We had a nice visit out at Fort Sumter. It is a half hour trip out and back, with an hour in the old fort. The first impression of the old fort is how small it was. The introductory comments by the Ranger was good and helpful.

My impression of how the "old South" is discussed seems to lack any sense of how the southern way of life before the Civil Was was a way of life premised on a system of gross exploitation of African entrapped in slavery. This was not a benign system of economics. It was an economic,, political and social system that thrived on the enslavement and dehumanization of others. From the white plantation owners, to the cotton and rice merchants, to the craftsmen, to the poor white -- to all who benefited from the slavery and it death offering system -- the whole system was corrupt because of slavery.

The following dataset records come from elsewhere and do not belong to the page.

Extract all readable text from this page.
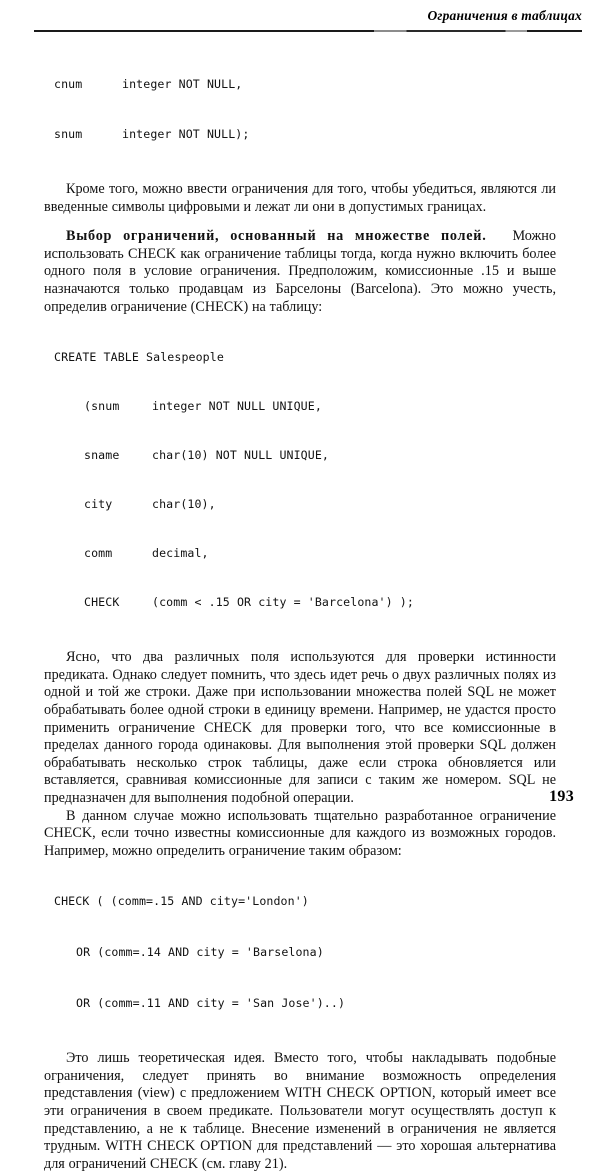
Ограничения в таблицах

cnum	integer NOT NULL,

snum	integer NOT NULL);

Кроме того, можно ввести ограничения для того, чтобы убедиться, являются ли введенные символы цифровыми и лежат ли они в допустимых границах.

Выбор ограничений, основанный на множестве полей. Можно использовать CHECK как ограничение таблицы тогда, когда нужно включить более одного поля в условие ограничения. Предположим, комиссионные .15 и выше назначаются только продавцам из Барселоны (Barcelona). Это можно учесть, определив ограничение (CHECK) на таблицу:

CREATE TABLE Salespeople

(snum	integer NOT NULL UNIQUE,

sname	char(10) NOT NULL UNIQUE,

city	char(10),

comm	decimal,

CHECK	(comm < .15 OR city = 'Barcelona') );

Ясно, что два различных поля используются для проверки истинности предиката. Однако следует помнить, что здесь идет речь о двух различных полях из одной и той же строки. Даже при использовании множества полей SQL не может обрабатывать более одной строки в единицу времени. Например, не удастся просто применить ограничение CHECK для проверки того, что все комиссионные в пределах данного города одинаковы. Для выполнения этой проверки SQL должен обрабатывать несколько строк таблицы, даже если строка обновляется или вставляется, сравнивая комиссионные для записи с таким же номером. SQL не предназначен для выполнения подобной операции.

В данном случае можно использовать тщательно разработанное ограничение CHECK, если точно известны комиссионные для каждого из возможных городов. Например, можно определить ограничение таким образом:

CHECK ( (comm=.15 AND city='London')

OR (comm=.14 AND city = 'Barselona)

OR (comm=.11 AND city = 'San Jose')..)

Это лишь теоретическая идея. Вместо того, чтобы накладывать подобные ограничения, следует принять во внимание возможность определения представления (view) с предложением WITH CHECK OPTION, который имеет все эти ограничения в своем предикате. Пользователи могут осуществлять доступ к представлению, а не к таблице. Внесение изменений в ограничения не является трудным. WITH CHECK OPTION для представлений — это хорошая альтернатива для ограничений CHECK (см. главу 21).

193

Seeing comments made by ministers of the gospel to support slavery is appalling. These arguments sound like the same stuff opponents of an open ordination -- exclusion and the diminution of others sounds the same no matter what age.

The comments that come across as objective recollections of the system if slavery seems so tame as to remove the horror of what happened to the African slaves. It is also, with a calm objectivity that the extinction of the coastal Native American tribes is reported. The cruelty of colonization was real and, again, the terror of this economic enterprise is just accepted as fact. Should the reporting of history that is so corrupt have no moral outrage in our reflections on the age and movements?